El dispositivo que el equipo usó para registrar señales y estimular los cerebros de los ratones está disponible comercialmente y está aprobado para tratar la epilepsia resistente a los medicamentos. Se coloca quirúrgicamente debajo del cuero cabelludo, con cables que atraviesan el cráneo hasta el núcleo accumbens en cada hemisferio del cerebro.

El nuevo estudio fue una prueba preliminar del mismo dispositivo y estrategia en sujetos humanos. El equipo de Halpern equipó a cada uno de dos pacientes con BED gravemente obesos con los dispositivos de estimulación cerebral y, durante seis meses, registró las señales de los dispositivos. A veces, los pacientes estaban en el laboratorio, con buffets de sus comidas favoritas (la comida rápida y los dulces eran artículos comunes), pero la mayoría estaban en casa haciendo sus rutinas diarias. Los investigadores pudieron filmar los episodios de atracones de los pacientes en el laboratorio, y cuando los pacientes estaban en casa, autoinformaron los tiempos de sus episodios. Los científicos observaron que, como en su estudio anterior, apareció una señal distintiva de baja frecuencia en el núcleo accumbens en los segundos previos a los primeros bocados de los atracones de los pacientes.

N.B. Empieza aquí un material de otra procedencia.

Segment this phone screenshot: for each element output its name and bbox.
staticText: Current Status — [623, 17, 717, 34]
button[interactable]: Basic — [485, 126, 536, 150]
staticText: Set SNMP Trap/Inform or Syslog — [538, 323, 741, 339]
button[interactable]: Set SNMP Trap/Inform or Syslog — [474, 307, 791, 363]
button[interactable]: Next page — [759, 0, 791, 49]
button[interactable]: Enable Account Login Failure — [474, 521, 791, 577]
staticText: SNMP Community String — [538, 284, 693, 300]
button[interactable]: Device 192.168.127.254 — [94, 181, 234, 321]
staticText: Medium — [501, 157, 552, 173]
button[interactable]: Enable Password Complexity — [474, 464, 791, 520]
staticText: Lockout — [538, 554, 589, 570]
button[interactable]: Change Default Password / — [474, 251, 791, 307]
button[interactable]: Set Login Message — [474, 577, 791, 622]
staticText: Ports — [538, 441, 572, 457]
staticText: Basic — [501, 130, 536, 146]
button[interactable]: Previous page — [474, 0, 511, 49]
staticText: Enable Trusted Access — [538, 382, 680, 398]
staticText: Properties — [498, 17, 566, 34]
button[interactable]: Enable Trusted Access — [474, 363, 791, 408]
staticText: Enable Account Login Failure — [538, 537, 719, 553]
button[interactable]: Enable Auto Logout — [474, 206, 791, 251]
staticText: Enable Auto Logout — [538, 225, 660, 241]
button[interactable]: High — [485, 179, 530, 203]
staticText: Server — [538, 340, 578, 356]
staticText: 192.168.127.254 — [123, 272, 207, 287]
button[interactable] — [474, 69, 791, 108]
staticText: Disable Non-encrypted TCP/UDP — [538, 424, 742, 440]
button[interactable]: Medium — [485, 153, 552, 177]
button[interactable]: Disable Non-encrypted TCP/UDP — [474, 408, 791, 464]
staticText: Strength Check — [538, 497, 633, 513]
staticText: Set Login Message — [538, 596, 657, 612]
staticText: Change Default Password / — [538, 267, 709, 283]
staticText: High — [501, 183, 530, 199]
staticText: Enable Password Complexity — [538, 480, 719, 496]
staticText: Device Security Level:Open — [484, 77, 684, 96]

En la siguiente fase del estudio, los dispositivos de estimulación cerebral administraron automáticamente estimulación eléctrica de alta frecuencia al núcleo accumbens cada vez que ocurrían las señales asociadas con el deseo de baja frecuencia. Durante este intervalo de seis meses, los pacientes informaron fuertes reducciones en sus sentimientos de pérdida de control y en la frecuencia de sus episodios de atracones; cada uno también perdió más de 11 libras. Uno de los sujetos mejoró tanto que ya no cumplía con los criterios para el trastorno por atracón. No pareció haber efectos secundarios adversos significativos.

«Esta fue una hermosa demostración de cómo la ciencia traslacional puede funcionar en el mejor de los casos», dijo el coautor principal del estudio, Camarin Rolle, PhD, investigador postdoctoral del grupo de Halpern.

Los científicos han continuado el seguimiento de los sujetos durante otros seis meses y han comenzado a inscribir a nuevos pacientes para un estudio más amplio. Señalan que, en principio, el mismo enfoque de tratamiento podría aplicarse a otros trastornos relacionados con la pérdida de control, incluida la bulimia.

El financiamiento para el estudio fue proporcionado por los Institutos Nacionales de Salud (5UH3NS103446-02).